Κᾂν ὦσι τῶν Κοραξικῶν φέροντα δευτερεῖα [247].

[247] Jo. Tzetzes, Chiliad. x. 348-350, in Lectii Corp. Poetarum Græcorum.

“Anciently Miletus was famed for carpets: for of all fleeces the Milesian were the most beautiful, although the Coraxic bore the second prize.”
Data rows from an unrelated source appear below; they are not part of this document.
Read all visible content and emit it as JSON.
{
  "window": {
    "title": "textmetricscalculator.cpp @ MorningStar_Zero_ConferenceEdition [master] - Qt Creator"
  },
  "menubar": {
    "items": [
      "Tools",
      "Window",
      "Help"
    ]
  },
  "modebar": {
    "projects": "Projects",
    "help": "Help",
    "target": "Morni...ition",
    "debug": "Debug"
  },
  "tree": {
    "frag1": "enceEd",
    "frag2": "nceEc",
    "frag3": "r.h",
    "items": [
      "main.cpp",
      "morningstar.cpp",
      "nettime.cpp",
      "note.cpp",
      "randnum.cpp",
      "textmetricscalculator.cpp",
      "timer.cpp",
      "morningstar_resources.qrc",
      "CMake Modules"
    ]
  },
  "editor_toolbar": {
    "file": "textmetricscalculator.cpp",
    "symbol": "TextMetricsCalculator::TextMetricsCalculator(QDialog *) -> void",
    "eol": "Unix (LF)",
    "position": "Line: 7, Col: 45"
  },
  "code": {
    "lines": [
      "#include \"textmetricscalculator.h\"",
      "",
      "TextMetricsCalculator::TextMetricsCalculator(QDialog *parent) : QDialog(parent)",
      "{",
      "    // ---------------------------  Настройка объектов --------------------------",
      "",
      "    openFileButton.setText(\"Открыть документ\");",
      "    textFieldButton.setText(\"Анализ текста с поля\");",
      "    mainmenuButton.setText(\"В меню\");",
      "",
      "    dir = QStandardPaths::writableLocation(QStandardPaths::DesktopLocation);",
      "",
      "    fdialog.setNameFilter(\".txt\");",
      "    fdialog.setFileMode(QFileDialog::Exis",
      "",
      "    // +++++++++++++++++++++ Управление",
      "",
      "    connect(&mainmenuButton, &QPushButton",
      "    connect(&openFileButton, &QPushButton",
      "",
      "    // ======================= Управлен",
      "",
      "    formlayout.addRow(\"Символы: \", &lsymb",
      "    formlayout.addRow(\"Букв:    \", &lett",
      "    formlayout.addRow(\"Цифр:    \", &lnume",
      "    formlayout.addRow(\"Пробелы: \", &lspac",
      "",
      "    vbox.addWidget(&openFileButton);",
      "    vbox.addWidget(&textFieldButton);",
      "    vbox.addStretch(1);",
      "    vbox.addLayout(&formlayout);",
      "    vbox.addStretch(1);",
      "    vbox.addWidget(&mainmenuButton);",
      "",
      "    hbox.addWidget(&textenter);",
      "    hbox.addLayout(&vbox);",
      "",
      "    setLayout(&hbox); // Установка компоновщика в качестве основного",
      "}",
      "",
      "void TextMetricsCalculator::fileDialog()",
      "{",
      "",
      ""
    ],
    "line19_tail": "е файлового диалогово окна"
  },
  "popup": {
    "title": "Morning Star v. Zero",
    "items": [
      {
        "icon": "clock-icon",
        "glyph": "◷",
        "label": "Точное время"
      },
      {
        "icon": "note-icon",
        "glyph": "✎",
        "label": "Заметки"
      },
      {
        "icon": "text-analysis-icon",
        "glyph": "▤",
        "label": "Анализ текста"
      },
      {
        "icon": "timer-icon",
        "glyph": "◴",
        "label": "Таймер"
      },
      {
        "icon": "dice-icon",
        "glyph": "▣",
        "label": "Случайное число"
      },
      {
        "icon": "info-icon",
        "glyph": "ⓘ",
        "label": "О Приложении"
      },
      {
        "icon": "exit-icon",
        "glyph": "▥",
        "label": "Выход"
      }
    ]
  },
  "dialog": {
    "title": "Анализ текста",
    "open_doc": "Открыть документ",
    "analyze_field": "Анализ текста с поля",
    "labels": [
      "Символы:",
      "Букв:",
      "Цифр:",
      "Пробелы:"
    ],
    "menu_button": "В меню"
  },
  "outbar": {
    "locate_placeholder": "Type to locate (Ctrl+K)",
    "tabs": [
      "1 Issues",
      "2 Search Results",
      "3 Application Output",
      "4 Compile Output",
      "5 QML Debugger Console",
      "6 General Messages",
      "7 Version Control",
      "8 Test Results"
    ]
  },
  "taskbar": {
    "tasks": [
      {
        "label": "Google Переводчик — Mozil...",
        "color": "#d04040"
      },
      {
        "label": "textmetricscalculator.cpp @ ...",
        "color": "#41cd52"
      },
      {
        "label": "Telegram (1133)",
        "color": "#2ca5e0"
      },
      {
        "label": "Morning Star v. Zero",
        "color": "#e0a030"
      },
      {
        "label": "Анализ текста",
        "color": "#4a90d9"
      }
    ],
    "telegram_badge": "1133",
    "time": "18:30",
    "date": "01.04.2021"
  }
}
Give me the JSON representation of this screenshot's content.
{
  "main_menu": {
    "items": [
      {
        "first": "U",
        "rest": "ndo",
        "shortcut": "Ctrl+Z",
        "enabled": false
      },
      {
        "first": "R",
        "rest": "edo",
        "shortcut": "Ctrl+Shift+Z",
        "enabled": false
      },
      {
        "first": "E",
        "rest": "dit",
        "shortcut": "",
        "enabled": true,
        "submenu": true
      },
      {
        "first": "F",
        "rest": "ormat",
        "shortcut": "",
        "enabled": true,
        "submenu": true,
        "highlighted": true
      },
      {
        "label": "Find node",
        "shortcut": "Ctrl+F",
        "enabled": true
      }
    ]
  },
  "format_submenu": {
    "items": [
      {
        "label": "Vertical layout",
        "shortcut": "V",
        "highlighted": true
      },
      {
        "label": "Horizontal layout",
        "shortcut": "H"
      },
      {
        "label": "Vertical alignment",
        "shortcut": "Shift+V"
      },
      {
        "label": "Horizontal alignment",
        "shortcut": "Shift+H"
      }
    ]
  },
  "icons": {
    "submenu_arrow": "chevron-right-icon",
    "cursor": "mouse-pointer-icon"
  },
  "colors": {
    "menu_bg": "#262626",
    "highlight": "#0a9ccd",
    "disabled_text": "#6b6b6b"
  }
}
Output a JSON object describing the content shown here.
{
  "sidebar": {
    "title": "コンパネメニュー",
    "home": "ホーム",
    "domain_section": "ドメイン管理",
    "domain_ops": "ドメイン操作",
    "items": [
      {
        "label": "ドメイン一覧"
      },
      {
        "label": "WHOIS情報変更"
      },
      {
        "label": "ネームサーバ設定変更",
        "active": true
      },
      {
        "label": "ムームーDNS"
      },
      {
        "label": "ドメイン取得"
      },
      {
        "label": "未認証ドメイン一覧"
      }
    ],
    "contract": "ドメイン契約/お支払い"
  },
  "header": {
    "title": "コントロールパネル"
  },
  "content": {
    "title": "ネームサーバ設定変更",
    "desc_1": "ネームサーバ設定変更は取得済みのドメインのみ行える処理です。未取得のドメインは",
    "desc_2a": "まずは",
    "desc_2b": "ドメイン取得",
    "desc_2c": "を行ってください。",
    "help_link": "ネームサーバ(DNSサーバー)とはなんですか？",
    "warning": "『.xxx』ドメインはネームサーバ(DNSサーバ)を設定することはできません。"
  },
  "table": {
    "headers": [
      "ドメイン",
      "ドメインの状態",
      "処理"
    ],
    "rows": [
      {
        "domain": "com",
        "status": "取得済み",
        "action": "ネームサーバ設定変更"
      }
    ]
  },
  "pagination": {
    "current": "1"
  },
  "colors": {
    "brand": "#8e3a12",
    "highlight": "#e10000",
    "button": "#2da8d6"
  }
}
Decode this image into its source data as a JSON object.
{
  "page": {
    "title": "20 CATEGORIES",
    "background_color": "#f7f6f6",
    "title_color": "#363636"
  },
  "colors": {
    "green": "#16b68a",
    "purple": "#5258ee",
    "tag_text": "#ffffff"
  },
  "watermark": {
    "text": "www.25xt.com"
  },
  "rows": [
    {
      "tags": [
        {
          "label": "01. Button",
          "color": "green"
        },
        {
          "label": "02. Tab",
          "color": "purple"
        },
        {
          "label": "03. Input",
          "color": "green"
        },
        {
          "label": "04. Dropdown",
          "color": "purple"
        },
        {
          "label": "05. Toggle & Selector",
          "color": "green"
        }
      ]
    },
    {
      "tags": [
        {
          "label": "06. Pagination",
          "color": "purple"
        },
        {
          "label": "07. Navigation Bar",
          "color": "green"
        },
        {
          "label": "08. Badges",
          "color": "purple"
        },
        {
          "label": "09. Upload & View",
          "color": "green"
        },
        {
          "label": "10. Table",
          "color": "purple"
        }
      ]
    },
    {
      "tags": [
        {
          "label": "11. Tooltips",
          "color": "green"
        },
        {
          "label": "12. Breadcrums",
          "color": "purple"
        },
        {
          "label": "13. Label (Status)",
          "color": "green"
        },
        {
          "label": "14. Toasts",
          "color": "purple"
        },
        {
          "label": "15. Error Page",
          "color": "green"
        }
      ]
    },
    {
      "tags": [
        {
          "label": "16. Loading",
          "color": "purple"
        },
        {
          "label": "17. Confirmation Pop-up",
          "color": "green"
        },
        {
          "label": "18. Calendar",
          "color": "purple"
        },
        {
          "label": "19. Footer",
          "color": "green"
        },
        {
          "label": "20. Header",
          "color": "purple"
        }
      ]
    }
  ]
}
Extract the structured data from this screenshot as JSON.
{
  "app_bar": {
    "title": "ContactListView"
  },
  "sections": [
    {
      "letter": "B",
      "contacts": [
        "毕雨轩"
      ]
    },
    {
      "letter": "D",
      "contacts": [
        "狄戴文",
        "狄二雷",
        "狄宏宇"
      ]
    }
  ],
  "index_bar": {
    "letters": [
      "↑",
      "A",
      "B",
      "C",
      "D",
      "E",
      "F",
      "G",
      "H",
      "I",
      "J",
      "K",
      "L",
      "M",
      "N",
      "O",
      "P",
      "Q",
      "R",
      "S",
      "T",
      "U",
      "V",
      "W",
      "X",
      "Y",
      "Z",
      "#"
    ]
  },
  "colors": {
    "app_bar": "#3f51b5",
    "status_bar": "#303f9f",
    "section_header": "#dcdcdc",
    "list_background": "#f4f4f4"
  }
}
Περὶ τῶν Μιλησιῶν ἔφαν πολλοὶ ἐρίων·

Περὶ ἐρίων Κοράξων ἐν πρωτῷ δὲ Ἰαμβῷ

Ἱππῶναξ οὗτως εἴρηκε, μέτρῳ χωλῶν Ἰάμβων,

Κωραξικὸν μὲν ἠμφιεσμένη λῶπος.[248]

“Of the Milesian fleeces many have spoken: and to the Coraxic Hipponax has alluded in his Choliambic measure, where he mentions ‘a woman enveloped in a Coraxic shawl.’”

[248] Ib. 378-381.

Hipponax, who is here cited by Tzetzes, was a satirical poet of Ephesus, and flourished about 540 B. C. In confirmation of his testimony it may be proved, that his countrymen and contemporaries had constant intercourse with a port in the vicinity of the Coraxi. We learn from Pliny (l. vi. cap. 5.)[249], that the Coraxi were situated near Dioscurias, which, though deserted in his time, had been formerly so illustrious that 300 nations, speaking different languages, resorted to it. As we learn from other authorities, Dioscurias was a colony of Miletus and one of its chief settlements. Miletus also in the time of Hipponax had risen to the summit of its prosperity, and was the greatest commercial city in the world next to Tyre and Carthage[250]. Its chief trade was towards the north and as far as the extremity of the Euxine Sea. Among the numerous Asiatic tribes, which were accustomed to bring their productions to Dioscurias and exchange them for Grecian merchandise, the Coraxi were, as we may conclude from the evidence now produced, a nation of superior enterprize and intelligence, who sent to the shores of the Ægean in the vessels of Miletus their fine wool, as well as the carpets and shawls, which they made from it.